Netflix ha conseguido algo que no siempre es fácil, enganchar desde el primer minuto con una historia que juega con lo desconocido y con los miedos más profundos. Porque ‘Los no elegidos’ no solo plantea una trama sobre sectas, también obliga a mirar de frente cómo funcionan estos entornos cerrados, cómo se construyen y, sobre todo, cómo atrapan a quienes forman parte de ellos sin que apenas lo noten.
1Una historia que atrapa desde el primer episodio
Netflix presenta en ‘Los no elegidos’ una comunidad que, a simple vista, parece idílica, un lugar tranquilo, casi perfecto, donde todo el mundo sonríe y la vida sigue un orden claro. Pero esa calma dura poco, porque pronto empiezan a aparecer grietas que dejan ver una realidad mucho más oscura.
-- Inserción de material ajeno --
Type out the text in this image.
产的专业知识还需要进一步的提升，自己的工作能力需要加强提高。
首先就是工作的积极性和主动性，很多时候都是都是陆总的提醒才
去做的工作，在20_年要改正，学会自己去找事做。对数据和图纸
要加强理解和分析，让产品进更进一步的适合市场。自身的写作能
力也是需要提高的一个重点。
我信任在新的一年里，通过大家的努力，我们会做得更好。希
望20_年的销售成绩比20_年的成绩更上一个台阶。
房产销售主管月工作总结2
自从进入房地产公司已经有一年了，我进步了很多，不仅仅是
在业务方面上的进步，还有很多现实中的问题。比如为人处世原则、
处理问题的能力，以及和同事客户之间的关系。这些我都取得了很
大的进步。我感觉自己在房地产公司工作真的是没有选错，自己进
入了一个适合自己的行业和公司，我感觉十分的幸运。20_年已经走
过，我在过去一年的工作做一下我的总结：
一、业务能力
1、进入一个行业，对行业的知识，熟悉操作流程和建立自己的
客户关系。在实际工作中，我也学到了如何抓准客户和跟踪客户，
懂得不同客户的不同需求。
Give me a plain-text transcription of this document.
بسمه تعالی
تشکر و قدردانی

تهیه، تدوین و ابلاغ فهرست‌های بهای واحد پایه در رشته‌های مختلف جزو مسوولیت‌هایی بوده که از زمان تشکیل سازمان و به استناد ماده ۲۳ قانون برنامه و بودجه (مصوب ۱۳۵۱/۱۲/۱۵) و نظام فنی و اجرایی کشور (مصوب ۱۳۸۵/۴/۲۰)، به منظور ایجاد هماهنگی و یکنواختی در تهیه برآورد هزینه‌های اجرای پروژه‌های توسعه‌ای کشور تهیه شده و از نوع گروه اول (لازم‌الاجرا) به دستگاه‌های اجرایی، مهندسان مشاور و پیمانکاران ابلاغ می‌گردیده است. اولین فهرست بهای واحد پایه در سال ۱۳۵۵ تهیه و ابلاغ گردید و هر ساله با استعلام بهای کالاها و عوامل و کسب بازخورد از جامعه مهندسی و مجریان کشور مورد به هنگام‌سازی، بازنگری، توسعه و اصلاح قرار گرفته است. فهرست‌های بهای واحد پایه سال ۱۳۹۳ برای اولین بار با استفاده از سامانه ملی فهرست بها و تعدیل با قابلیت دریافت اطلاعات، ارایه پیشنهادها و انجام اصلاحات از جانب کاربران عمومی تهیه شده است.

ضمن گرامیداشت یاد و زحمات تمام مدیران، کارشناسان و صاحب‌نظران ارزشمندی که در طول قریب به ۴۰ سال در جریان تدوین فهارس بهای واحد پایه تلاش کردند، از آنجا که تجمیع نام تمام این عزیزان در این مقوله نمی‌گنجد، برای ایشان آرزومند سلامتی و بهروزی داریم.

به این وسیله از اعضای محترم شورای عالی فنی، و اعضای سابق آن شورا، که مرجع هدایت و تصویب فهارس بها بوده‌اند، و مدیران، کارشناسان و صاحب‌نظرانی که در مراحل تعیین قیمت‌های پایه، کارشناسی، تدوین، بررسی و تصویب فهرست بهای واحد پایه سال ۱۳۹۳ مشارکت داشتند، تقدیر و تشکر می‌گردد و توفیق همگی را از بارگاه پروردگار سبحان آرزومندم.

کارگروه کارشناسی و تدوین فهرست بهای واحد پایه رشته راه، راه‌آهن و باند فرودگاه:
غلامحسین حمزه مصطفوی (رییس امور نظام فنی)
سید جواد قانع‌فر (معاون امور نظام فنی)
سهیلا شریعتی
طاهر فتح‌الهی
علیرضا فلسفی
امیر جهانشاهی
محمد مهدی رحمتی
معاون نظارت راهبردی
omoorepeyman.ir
La serie gira en torno a la ficticia ‘Fellowship of the Divine’, una secta aislada en Inglaterra donde los roles están marcados al milímetro. Las mujeres se encargan del hogar y los hijos, los hombres lideran, y todos deben seguir una vida estrictamente guiada por la fe. Ese equilibrio empieza a tambalearse con la llegada de un forastero, y ahí es donde ‘Los no elegidos’ empieza a mostrar su verdadero rostro.